Hamlet, Macbeth, Prométhée, « l’Orestie », Œdipe appartiennent à une classe de poèmes plus augustes que les autres parce qu’ils se déroulent sur une sorte de montagne sacrée entourée d’un certain mystère. C’est ce qui, dans la hiérarchie des chefs-d’œuvre, met incontestablement Hamlet au-dessus d’Othello, par exemple, bien qu’Othello soit aussi passionnément, aussi profondément et sans doute plus normalement humain. Ils doivent à cette montagne qui les porte entre ciel et terre le meilleur de leur sombre et sublime puissance. Or, si l’on examine de quoi est formée cette montagne, on se rend compte que les éléments qui la composent sont empruntés à un surnaturel variable et arbitraire ; c’est de l’« au-delà » sous une espèce et une apparence contestables, religieuses ou superstitieuses, par conséquent transitoires et locales. Mais — et c’est ce qui lui fait une place à part parmi les quatre ou cinq grands poèmes dramatiques de la terre — dans le Roi Lear il n’y a pas de surnaturel proprement dit. Les dieux, les habitants des grands mondes imaginaires ne se mêlent pas à l’action, la Fatalité même y est tout intérieure, elle n’est que de la passion affolée ; et cependant l’immense drame développe ses cinq actes sur une cime aussi haute, aussi surchargée de prestiges, de poésie et d’inquiétudes insolites que si toutes les forces traditionnelles des cieux et de l’enfer avaient rivalisé d’ardeur pour en surélever les pics. L’absurdité de l’anecdote primitive (presque tous les grands chefs-d’œuvre, devant représenter des actions types forcément outrées, exclusives et excessives, sont fondés sur une anecdote plus ou moins absurde) disparaît dans la grandiose magnificence de l’altitude où elle évolue. Étudiez de près la structure de cette cime : elle est uniquement formée d’énormes stratifications humaines, de gigantesques blocs de passion, de raison, de sentiments généraux et presque familiers, bouleversés, accumulés, superposés par une tempête formidable, mais profondément propre à ce qu’il y a de plus humain dans la nature humaine.

C’est pourquoi le Roi Lear demeure la plus jeune des grandes œuvres tragiques, la seule où le temps n’ait rien flétri. Il faut un effort de notre bonne volonté, un oubli de notre situation et de nos certitudes actuelles pour que nous puissions sincèrement et complètement nous émouvoir au spectacle d’Hamlet, de Macbeth ou d’Œdipe. Au contraire, la colère, les rugissements de douleur, les malédictions prodigieuses du vieillard et du père bafoué semblent sortir de notre cœur et de notre raison d’aujourd’hui, s’élever sous notre propre ciel, et sous le rapport de toutes les vérités profondes qui forment l’atmosphère spirituelle et sentimentale de notre planète, il n’y a rien d’essentiel à y ajouter ou retrancher. Shakespeare revenant parmi nous sur la terre ne pourrait plus écrire Hamlet ou Macbeth. Il sentirait que les sombres et augustes idées mères sur quoi reposent ces poèmes ne les porteraient plus ; tandis qu’il n’aurait pas à modifier une situation ni un vers du Roi Lear.

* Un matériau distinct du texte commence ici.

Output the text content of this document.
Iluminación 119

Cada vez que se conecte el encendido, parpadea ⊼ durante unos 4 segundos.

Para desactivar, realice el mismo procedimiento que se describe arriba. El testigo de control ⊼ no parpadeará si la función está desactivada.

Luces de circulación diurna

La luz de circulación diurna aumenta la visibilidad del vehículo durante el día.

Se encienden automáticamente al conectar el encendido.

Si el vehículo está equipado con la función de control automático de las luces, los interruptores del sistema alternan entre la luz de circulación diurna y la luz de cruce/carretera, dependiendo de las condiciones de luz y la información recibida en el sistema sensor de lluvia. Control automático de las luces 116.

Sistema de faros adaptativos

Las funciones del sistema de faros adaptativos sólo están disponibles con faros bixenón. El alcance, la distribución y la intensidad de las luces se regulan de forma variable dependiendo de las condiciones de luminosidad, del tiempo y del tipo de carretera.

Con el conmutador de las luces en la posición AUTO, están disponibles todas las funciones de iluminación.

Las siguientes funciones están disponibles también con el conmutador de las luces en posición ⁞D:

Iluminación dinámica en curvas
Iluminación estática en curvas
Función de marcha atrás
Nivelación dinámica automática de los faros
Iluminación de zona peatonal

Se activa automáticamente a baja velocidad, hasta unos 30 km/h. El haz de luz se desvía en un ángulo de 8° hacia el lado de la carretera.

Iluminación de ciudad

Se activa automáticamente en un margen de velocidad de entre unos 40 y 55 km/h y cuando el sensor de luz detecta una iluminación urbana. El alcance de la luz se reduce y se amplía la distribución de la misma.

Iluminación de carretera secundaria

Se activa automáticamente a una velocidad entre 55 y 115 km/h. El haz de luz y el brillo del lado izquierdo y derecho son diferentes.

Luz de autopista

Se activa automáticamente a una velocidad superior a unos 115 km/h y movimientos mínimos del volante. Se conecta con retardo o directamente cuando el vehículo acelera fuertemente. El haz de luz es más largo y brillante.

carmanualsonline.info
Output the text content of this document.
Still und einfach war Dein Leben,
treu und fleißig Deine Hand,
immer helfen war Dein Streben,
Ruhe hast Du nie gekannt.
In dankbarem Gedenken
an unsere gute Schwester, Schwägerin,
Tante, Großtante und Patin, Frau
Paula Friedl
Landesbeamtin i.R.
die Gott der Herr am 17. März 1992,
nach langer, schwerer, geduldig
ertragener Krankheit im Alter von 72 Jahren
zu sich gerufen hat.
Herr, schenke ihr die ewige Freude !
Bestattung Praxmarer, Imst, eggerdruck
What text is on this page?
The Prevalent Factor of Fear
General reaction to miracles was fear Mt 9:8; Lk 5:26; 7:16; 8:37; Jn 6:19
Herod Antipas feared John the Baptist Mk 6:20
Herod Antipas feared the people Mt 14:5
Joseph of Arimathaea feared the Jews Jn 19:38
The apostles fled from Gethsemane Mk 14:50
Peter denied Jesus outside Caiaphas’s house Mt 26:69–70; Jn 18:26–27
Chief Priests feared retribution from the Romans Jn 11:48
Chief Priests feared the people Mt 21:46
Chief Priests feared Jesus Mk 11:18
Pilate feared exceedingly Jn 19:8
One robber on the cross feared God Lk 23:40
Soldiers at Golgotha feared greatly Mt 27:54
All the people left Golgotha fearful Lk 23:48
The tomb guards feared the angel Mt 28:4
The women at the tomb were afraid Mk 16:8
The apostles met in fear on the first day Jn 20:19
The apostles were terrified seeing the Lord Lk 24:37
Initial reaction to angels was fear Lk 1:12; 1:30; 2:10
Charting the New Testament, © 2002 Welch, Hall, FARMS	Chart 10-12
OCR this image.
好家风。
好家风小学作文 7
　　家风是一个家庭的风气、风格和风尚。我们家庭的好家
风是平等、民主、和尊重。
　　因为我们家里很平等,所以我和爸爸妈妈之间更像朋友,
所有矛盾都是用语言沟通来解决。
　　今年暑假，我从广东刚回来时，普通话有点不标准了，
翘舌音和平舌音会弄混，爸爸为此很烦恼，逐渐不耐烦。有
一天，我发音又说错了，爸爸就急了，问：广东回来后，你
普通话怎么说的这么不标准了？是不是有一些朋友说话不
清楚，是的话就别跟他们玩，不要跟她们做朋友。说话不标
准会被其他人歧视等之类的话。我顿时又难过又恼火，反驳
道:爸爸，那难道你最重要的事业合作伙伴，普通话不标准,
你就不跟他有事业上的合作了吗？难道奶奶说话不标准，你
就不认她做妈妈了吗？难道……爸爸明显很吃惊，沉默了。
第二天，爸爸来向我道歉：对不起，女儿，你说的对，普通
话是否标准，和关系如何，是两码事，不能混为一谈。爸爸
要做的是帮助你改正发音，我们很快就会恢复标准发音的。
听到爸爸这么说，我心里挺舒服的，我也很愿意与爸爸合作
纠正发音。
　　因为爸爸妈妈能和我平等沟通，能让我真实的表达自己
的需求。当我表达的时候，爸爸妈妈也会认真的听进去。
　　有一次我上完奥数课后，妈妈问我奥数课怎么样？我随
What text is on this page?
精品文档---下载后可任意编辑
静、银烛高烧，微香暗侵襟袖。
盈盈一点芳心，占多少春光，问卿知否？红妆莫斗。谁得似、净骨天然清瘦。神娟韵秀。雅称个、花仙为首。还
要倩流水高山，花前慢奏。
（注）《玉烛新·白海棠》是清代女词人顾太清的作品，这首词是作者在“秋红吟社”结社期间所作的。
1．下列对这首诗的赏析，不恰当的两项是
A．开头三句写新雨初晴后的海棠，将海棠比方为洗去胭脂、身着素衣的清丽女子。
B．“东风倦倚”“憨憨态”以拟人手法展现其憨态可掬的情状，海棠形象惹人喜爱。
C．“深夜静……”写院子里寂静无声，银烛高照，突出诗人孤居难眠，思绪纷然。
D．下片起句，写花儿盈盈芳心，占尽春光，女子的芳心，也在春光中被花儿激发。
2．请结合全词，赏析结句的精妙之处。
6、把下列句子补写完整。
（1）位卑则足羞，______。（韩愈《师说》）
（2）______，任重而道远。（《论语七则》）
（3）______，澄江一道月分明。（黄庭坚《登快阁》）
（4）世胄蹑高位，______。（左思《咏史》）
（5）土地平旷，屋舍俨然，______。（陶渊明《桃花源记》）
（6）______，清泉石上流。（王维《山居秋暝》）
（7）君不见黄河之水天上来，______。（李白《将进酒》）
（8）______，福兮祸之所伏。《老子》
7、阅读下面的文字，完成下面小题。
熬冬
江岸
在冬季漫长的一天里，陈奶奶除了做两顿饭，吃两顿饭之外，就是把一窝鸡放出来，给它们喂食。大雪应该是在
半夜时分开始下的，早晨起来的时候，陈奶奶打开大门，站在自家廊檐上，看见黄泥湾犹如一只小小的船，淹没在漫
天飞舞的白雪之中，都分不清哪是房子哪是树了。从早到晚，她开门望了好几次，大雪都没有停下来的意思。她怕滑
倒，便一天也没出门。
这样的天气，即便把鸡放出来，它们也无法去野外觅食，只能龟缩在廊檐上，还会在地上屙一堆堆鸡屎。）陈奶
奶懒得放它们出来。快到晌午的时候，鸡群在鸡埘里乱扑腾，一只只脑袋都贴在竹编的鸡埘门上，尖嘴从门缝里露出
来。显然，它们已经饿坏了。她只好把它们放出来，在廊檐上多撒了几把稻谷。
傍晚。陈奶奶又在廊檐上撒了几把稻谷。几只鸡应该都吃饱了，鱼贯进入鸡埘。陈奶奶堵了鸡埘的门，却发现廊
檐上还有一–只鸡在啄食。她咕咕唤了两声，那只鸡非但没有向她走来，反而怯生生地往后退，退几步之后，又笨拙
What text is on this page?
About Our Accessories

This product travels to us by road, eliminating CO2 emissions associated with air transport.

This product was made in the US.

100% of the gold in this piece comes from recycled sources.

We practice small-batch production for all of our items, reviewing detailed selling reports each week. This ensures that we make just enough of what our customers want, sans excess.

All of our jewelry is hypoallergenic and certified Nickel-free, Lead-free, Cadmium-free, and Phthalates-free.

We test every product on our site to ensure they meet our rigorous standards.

La plus jeune, la plus inaltérable des tragédies est aussi le poème dramatique le plus organiquement lyrique qui ait jamais été réalisé ; le seul au monde où la magnificence du langage ne nuise pas une seule fois à la vraisemblance, au naturel du dialogue. Aucun poète n’ignore qu’il est presque impossible d’allier, au théâtre, la beauté des images au naturel de l’expression. On ne saurait le nier ; toute scène, dans la plus haute tragédie comme dans la plus banale comédie, n’est jamais, ainsi que le faisait observer Alfred de Vigny, qu’une conversation entre deux ou trois personnages réunis pour parler de leurs affaires. Ils doivent donc parler, et pour nous donner ce qui est au théâtre l’illusion la plus nécessaire, l’illusion de la réalité, il faut qu’ils s’écartent le moins possible du langage employé dans la vulgaire vie de tous les jours. Mais dans cette vie assez élémentaire nous n’exprimons presque jamais par la parole ce que peut avoir d’éclatant ou de profond notre existence intérieure. Si nos pensées habituelles se mêlent aux grands et beaux spectacles, aux plus hauts mystères de la nature, elles demeurent en nous à l’état latent, à l’état de songes, d’idées, de sentiments muets qui, tout au plus, se trahissent parfois par un mot, par une phrase plus justes et plus nobles que ceux de la conversation vraisemblable et usuelle. Or le théâtre ne pouvant presque rien exprimer qui ne s’exprimerait pas dans la vie, il s’ensuit que toute la partie supérieure de l’existence y demeure informulée, sous peine de déchirer le voile de l’illusion indispensable. Le poète a donc à choisir : il sera lyrique ou simplement éloquent, mais irréel (et c’est l’erreur de notre tragédie classique, du théâtre de Victor Hugo et de tous les romantiques français et allemands, quelques scènes de Goethe exceptées), ou bien il sera naturel mais sec, prosaïque et plat. Shakespeare n’a pas échappé aux dangers de ce choix. Dans Roméo et Juliette, par exemple, et dans la plupart de ses pièces historiques, il verse dans la rhétorique, sacrifie sans cesse à la splendeur, à l’abondance des métaphores, la précision et la banalité impérieusement nécessaires des tirades et des répliques.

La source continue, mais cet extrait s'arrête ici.